Dr Okello further clarified that unidentified persons are individually buried in marked graves to ease identification.
“Some relatives get to know about the death of their relatives after two years while for others, it is the State that may pick interest. When a person wants to have their person exhumed they should be helped by the police from where the body came to get a court order to exhume the body,” Dr Okello explains.
According to officials at the city mortuary, bodies are photographed, laying emphasis on the clothes the deceased was wearing, faith, identifiable marks like scars and ornaments they were wearing.
“When someone comes to claim their body, we are guided by this information to know where the person was buried,” Dr Byaruhanga explained.

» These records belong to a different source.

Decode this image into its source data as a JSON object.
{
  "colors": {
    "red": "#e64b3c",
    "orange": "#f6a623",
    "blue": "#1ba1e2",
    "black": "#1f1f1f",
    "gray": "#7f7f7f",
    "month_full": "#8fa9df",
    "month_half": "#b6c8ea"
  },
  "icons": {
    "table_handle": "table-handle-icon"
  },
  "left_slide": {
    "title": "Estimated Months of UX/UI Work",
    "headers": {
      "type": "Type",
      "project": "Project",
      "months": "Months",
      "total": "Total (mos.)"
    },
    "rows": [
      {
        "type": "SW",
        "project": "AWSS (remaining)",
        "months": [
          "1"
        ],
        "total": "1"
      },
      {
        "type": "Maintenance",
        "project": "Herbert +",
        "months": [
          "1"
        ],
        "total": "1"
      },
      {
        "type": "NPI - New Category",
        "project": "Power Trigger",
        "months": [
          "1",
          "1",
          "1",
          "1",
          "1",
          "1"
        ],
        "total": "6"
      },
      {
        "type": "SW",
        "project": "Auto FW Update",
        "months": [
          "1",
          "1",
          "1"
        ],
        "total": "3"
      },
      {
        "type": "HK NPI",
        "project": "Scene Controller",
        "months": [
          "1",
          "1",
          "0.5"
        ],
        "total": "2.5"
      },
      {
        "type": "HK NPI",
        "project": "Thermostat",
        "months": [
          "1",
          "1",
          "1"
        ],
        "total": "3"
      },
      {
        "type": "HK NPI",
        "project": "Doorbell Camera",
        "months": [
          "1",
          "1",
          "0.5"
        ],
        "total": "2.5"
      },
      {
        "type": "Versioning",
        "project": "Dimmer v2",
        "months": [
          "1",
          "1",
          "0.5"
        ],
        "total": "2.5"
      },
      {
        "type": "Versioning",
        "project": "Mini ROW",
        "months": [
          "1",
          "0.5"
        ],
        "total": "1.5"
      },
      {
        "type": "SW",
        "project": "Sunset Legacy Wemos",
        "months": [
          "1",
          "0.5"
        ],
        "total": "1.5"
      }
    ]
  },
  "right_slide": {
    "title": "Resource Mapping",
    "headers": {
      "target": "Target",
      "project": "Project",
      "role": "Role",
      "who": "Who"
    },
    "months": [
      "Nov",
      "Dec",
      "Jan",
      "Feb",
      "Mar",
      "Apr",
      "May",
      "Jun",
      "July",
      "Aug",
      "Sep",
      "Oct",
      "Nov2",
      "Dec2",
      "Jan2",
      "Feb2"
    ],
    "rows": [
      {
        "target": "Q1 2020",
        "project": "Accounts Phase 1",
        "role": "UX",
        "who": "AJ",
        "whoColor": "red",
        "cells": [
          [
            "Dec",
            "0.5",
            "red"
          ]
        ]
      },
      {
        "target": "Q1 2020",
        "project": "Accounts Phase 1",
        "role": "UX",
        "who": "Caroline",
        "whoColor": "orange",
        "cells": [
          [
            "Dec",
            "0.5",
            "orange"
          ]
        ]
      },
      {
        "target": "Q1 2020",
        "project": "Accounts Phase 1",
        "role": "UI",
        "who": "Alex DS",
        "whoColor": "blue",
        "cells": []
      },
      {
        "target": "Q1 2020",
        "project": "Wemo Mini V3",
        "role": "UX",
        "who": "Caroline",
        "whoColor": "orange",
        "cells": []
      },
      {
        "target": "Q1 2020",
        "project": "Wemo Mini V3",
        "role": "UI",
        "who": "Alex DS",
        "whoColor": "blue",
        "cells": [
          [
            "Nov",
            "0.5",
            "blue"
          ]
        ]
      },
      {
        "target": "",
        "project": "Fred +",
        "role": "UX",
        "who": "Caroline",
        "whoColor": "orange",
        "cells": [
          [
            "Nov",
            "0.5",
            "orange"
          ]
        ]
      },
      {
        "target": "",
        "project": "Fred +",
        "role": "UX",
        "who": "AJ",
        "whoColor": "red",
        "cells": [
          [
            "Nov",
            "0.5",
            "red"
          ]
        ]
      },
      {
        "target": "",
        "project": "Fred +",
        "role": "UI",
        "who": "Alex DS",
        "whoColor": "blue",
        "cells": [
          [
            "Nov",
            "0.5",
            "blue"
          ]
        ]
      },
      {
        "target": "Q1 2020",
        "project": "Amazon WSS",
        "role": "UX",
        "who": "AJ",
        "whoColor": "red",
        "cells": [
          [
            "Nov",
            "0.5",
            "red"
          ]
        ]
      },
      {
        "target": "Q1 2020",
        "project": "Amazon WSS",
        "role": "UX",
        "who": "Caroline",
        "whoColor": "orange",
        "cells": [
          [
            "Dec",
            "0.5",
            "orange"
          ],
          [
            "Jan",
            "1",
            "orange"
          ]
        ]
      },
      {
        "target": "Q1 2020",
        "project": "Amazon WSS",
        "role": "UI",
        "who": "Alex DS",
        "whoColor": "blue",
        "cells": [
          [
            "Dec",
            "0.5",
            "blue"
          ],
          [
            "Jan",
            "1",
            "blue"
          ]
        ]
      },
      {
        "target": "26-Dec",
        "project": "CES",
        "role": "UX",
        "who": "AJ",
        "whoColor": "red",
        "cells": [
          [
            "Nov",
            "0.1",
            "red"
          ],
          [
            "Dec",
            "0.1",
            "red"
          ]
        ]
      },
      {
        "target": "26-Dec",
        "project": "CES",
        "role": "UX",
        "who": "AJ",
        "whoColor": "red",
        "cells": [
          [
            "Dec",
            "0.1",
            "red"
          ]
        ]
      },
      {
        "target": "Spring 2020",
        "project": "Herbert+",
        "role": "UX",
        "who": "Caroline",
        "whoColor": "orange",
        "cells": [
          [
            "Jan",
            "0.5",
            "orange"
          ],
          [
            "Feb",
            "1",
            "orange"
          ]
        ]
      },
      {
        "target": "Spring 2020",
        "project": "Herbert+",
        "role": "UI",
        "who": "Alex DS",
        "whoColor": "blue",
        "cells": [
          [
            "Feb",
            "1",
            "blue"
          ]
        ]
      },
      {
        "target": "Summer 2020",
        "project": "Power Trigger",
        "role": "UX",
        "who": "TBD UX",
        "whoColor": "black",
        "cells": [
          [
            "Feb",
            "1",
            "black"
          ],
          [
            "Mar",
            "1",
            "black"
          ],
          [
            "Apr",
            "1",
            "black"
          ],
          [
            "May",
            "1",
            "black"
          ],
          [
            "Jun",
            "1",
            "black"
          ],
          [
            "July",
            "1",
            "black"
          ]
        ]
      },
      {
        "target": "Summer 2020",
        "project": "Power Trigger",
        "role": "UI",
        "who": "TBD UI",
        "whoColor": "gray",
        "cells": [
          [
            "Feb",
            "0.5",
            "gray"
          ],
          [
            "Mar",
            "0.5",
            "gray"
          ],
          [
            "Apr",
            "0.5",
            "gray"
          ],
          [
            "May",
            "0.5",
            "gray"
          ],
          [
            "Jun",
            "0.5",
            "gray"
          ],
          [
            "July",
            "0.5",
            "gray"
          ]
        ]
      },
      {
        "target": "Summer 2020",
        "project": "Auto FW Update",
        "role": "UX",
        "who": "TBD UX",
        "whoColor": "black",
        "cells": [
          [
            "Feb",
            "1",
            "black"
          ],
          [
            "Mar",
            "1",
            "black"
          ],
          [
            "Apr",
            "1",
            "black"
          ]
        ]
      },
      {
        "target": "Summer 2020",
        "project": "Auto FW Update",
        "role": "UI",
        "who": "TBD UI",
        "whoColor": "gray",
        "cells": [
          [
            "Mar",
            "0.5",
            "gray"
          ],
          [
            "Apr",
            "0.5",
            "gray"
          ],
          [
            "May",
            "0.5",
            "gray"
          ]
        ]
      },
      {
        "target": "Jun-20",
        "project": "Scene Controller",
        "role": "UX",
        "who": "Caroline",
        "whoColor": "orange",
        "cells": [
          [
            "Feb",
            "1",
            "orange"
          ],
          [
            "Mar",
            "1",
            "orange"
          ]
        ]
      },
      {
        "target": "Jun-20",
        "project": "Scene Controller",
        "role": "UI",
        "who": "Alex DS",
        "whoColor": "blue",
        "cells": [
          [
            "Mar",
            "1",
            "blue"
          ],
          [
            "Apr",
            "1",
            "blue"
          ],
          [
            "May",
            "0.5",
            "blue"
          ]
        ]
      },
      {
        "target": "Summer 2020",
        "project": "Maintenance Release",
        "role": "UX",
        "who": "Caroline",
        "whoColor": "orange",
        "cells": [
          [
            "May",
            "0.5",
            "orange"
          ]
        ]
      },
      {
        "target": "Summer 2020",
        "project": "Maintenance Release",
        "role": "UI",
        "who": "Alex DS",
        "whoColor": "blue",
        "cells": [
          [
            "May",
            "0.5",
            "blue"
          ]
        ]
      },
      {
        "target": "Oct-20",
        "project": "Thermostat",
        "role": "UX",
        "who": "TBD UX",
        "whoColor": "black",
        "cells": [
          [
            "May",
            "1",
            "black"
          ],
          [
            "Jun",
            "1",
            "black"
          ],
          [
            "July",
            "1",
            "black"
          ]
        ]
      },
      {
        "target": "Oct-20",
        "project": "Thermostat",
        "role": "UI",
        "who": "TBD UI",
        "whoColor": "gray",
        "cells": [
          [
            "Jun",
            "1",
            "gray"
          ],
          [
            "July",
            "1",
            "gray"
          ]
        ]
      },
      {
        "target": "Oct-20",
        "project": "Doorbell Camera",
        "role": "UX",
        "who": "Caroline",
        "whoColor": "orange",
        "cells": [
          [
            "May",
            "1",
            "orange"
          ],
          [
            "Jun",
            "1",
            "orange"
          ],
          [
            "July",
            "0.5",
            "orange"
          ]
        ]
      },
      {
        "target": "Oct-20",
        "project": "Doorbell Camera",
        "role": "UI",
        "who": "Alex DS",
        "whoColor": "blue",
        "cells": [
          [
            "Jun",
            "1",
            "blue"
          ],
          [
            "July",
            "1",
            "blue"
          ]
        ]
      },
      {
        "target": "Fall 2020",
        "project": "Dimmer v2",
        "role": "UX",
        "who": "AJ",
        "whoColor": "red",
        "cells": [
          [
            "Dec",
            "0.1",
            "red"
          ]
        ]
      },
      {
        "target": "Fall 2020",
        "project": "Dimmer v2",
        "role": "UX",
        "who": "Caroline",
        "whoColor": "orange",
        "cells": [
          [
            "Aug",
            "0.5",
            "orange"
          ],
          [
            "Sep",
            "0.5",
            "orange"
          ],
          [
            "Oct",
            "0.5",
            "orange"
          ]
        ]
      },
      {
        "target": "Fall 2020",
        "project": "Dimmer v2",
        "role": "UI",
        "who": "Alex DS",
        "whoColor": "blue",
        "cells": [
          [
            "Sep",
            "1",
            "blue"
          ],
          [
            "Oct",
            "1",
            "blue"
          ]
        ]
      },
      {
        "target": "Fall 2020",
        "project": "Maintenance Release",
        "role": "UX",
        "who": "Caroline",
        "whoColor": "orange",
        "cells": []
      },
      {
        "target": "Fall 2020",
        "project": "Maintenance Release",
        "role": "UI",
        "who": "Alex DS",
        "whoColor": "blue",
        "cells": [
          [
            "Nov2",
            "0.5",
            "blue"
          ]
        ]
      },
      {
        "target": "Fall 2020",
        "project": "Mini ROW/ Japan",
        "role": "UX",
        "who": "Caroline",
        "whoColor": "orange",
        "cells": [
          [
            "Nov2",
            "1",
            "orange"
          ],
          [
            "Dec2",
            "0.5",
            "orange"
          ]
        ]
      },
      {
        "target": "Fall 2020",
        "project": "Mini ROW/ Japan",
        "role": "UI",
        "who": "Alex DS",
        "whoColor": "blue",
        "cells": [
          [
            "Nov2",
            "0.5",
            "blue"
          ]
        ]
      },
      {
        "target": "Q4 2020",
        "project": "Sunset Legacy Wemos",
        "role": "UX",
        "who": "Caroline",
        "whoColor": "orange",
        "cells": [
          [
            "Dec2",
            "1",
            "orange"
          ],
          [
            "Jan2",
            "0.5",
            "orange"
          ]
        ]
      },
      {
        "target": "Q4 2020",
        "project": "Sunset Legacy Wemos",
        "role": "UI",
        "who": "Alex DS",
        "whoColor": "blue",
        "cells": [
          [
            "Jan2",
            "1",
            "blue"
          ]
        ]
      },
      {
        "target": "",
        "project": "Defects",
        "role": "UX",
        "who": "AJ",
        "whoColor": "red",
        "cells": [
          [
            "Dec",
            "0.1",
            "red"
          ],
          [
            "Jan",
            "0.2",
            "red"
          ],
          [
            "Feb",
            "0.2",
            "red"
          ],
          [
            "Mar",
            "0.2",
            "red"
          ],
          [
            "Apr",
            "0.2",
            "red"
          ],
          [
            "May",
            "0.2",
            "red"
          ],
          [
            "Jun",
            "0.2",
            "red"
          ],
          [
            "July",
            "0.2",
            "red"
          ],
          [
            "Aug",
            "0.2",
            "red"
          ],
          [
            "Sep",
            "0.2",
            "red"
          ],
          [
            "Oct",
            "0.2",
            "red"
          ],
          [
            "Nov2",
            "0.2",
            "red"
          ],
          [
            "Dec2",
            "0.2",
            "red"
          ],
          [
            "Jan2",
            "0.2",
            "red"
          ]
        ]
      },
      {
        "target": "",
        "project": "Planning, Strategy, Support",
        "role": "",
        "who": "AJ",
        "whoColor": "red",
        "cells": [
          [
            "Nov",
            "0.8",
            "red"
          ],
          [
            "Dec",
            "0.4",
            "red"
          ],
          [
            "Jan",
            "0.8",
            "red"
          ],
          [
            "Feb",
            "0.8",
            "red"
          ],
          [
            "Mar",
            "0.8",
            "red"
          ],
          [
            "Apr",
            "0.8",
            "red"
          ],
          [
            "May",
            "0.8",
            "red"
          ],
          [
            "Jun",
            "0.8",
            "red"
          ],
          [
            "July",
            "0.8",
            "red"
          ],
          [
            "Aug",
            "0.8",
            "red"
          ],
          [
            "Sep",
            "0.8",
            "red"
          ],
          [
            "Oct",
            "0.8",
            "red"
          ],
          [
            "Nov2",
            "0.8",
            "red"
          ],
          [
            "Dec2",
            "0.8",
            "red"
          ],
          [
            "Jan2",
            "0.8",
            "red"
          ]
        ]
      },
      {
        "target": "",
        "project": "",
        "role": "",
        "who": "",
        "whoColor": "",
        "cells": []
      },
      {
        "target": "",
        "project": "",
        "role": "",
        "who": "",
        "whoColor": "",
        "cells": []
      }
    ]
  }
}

He added that for bodies which could have been buried for more than three months, they are presumed to have decomposed and in that case, the police authorities uses a DNA match to identify them before handing them to their relatives.
Dr Byaruhanga told Sunday Monitor that every day, the city mortuary handles an average of 25 bodies, yet the city mortuary has capacity to keep only 36 bodies.
“We usually keep bodies between four to five days and if the body is not picked during that time, it is buried until the relatives appear and it is exhumed,” Dr Byaruhanga explained.
He told Sunday Monitor that many of these unclaimed bodies were found with head injuries, broken limbs and damaged internal organs.
“Ninety percent of these accidents are caused by boda-boda,” he said.